The UK’s Competition and Markets Authority (CMA) announced on Friday that Tesco had prevented competitors from opening supermarkets in 23 locations in England and Wales, including five in London, according to a published report in The Guardian, as well as other major news outlets.
The CMA said the supermarket did this by either attaching “restrictive covenants” to land sales that allowed former land and property owners to control how plots are developed after they have been sold or sought long exclusivity agreements. Tesco denied it did this.
“It’s unacceptable that Tesco had these unlawful restrictions in place for up to a decade,” Andrea Gomes da Silva, the CMA’s executive director of mergers and markets, said, citing “anti-competitive” behaviour. “By making it harder for other supermarkets to open stores next to its branches, shoppers could have lost out.”
In a letter to Tesco CEO Dave Lewis, Gomes da Silva said she was concerned it had “repeatedly breached” the CMA’s 2010 order that was put in place to prevent supernarkets from such actions. The CMA uncovered the breaches in 2018. Though Gomes da Silva acknowledged Tesco tried to rectify the situation, it had “significant shortcomings in compliance for a company of Tesco’s scale and resources”.
Tesco said it did not use restrictive property agreements and blamed “administrative errors.”

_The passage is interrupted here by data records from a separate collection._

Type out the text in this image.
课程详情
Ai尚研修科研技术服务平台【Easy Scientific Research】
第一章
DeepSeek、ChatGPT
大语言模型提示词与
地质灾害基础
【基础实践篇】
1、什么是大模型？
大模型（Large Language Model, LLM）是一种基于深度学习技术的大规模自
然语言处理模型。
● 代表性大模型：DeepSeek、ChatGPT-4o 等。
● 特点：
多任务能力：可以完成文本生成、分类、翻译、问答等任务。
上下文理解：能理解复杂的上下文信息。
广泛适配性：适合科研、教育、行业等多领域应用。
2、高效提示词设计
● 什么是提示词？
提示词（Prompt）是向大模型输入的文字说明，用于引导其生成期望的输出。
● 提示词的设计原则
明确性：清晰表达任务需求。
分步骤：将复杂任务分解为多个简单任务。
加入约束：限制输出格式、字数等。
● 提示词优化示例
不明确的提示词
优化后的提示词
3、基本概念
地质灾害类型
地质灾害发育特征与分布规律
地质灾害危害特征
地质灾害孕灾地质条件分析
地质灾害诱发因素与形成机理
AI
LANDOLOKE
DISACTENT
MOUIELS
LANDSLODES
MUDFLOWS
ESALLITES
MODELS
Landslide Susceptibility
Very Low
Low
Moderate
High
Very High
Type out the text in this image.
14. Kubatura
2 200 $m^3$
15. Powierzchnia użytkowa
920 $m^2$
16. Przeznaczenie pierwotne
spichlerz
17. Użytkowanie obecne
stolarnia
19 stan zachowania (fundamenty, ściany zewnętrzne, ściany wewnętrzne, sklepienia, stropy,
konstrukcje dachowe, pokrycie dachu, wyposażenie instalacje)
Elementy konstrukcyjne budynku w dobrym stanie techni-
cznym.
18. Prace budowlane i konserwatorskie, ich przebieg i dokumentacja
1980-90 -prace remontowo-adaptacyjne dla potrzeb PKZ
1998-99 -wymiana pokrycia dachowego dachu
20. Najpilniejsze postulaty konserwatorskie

“We do not use restrictive property agreements,” Tesco said in a statement. “However, in a small number of historic cases between 2010 and 2015, administrative errors by former advisors meant that our internal processes were not followed correctly.”
According to the Guardian report, Tesco said it had worked with the CMA to resolve the matter and the 23 breaches were small in the context of more than 5,300 land deals over the past decade. “We have since strengthened our controls and training, and are releasing the affected parties from all non-compliant terms,” it said.
The use of restrictive covenants was one of the most contentious areas scrutinised during a three-year investigation into the supermarket sector by the CMA’s predecessor, the Competition Commission. It concluded with a 2010 order that banned new restrictive clauses. Despite this Tesco had introduced three restrictive covenants in Hednesford, Bromborough and Worthing, the CMA said.
The 2010 order also banned exclusivity arrangements more than five years long; Tesco still had 20 in place which have now been removed, the CMA said.
The use of restrictive covenants had been commonplace within the grocery sector and along with Tesco, other supermarkets were ordered to remove certain clauses in 2010. The CMA said it would now write to the other groups affected by the order –Sainsbury’s, Walmart-owned Asda, Morrisons, Marks & Spencer, Waitrose and the Co-op – to ensure that their land agreements complied. It threatened to take enforcement action if there were any irregularities.
Nigel Howorth, a partner at Clifford Chance, and head of the law firm’s London real estate office, said: “Major supermarkets have for many years sought to maintain competitive advantage over rivals through the planning system and restrictive covenants.”
“The CMA’s order demonstrates an increasing lack of tolerance for such activities and the supermarket chains can expect greater scrutiny of their land transactions,” said Howorth.